The Chron dispatched Allan Turner to profile one of Houston’s many animal rescue organizations, Scout’s Honor:
Since its start in May, the Houston volunteer group has rescued at least 150 animals from extreme peril. More than 100 of them have been placed in loving homes. But even with the success of Scout’s Honor and similar volunteer groups around the city, the need is never met. “There’s a need for 100 groups to do this in the Houston area,” said President Dana Dicker. “There are just more animals than there are rescuers.”
Scout’s Honor, named after a rescued spaniel mix who did not survive, consists of six core members and a citywide network of volunteers and temporary caretakers.
The group’s founders, Dicker said, previously worked with other rescue groups, some of which were selective in which breeds would be saved. Scout’s Honor accepts all comers.
“We do not discriminate in breed, age, health or injuries,” she said.
Discriminate?
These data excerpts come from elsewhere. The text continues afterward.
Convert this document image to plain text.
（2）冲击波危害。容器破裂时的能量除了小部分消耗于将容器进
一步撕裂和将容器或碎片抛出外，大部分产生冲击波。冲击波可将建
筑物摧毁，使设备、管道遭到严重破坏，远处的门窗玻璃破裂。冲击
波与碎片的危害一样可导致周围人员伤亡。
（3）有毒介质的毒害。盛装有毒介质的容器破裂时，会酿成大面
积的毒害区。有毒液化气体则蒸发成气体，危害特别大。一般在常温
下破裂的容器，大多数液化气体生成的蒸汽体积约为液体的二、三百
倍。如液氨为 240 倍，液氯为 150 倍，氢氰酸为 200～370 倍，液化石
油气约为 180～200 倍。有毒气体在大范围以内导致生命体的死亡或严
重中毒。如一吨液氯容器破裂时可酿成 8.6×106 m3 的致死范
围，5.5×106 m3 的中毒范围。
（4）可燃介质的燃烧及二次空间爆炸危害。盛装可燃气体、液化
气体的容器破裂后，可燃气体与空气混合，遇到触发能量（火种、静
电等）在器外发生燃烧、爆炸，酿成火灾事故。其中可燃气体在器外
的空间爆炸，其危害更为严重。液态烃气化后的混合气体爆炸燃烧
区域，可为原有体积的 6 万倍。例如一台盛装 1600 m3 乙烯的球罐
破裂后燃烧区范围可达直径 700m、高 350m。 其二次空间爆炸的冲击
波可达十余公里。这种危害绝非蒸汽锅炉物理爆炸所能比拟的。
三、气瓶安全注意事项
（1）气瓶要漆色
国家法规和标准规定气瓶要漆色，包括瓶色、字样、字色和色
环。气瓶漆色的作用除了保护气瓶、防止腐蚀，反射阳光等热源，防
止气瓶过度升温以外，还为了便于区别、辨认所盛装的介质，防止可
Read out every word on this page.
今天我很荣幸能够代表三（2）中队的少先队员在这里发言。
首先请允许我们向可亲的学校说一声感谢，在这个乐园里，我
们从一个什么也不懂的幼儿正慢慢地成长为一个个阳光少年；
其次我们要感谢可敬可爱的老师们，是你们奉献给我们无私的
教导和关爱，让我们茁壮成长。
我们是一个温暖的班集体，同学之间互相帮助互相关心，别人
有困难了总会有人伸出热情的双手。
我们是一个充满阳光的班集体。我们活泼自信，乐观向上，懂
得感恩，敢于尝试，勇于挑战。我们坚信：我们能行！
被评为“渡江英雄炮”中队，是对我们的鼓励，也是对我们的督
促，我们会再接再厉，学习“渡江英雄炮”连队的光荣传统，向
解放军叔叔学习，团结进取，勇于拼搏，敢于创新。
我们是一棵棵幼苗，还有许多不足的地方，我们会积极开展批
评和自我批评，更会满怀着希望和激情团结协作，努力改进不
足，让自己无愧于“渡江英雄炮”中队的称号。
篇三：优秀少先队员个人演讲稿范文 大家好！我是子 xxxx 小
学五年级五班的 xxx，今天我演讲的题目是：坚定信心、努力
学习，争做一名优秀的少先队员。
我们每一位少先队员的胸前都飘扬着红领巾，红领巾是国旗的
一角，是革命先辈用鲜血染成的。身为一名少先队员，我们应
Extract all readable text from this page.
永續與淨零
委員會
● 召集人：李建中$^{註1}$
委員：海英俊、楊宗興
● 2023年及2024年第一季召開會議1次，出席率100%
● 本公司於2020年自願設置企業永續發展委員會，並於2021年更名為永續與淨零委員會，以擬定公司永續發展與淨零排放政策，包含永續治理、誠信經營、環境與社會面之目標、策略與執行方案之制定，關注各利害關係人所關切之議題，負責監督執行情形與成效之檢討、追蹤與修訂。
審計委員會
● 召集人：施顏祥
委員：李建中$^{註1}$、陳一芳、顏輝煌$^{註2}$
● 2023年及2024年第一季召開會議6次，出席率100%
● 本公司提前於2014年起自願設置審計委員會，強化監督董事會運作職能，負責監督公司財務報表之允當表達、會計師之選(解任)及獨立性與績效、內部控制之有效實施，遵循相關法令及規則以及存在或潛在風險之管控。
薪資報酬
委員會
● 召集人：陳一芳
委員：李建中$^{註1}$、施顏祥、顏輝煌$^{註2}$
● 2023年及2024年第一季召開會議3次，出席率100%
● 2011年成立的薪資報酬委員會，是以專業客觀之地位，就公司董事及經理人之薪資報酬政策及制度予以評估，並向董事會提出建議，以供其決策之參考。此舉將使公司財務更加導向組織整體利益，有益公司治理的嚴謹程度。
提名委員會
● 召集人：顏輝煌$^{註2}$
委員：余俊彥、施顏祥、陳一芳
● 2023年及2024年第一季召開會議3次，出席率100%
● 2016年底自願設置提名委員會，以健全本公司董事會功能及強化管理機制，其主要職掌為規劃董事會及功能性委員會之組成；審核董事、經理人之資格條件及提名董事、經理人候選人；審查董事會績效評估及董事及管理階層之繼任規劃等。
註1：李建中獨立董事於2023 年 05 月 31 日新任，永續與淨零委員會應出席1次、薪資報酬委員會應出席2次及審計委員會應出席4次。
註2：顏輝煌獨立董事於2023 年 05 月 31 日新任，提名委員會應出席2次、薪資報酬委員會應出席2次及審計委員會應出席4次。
That’s a strangely pejorative term to use just after lamenting that the city needs more rescue groups. The fact is, the city could use more animal rescue groups. But there are also many existing groups that have been doing fine rescue work for many years (not just since May), some of which specialize in rescuing and placing certain breeds for adoption. It probably was not Ms. Dicker’s intent to slight them with her comment, but it sort of came off that way.
Incidentally, the second paragraph of this profile was strange:
It’s about those other dogs and cats, the luckless, the abandoned, sick or tortured, who struggle simply to survive. It’s about those animals that would wish — if animals were capable of wishing — simply to die and be done with the pain.
If animals were capable of wishing? Okay!
Turner sometimes pens installments of the Chron Eye for the Death Row Killer Guy, so maybe he just couldn’t help himself.
But, it’s nice to see animal rescue work get some media attention in any case.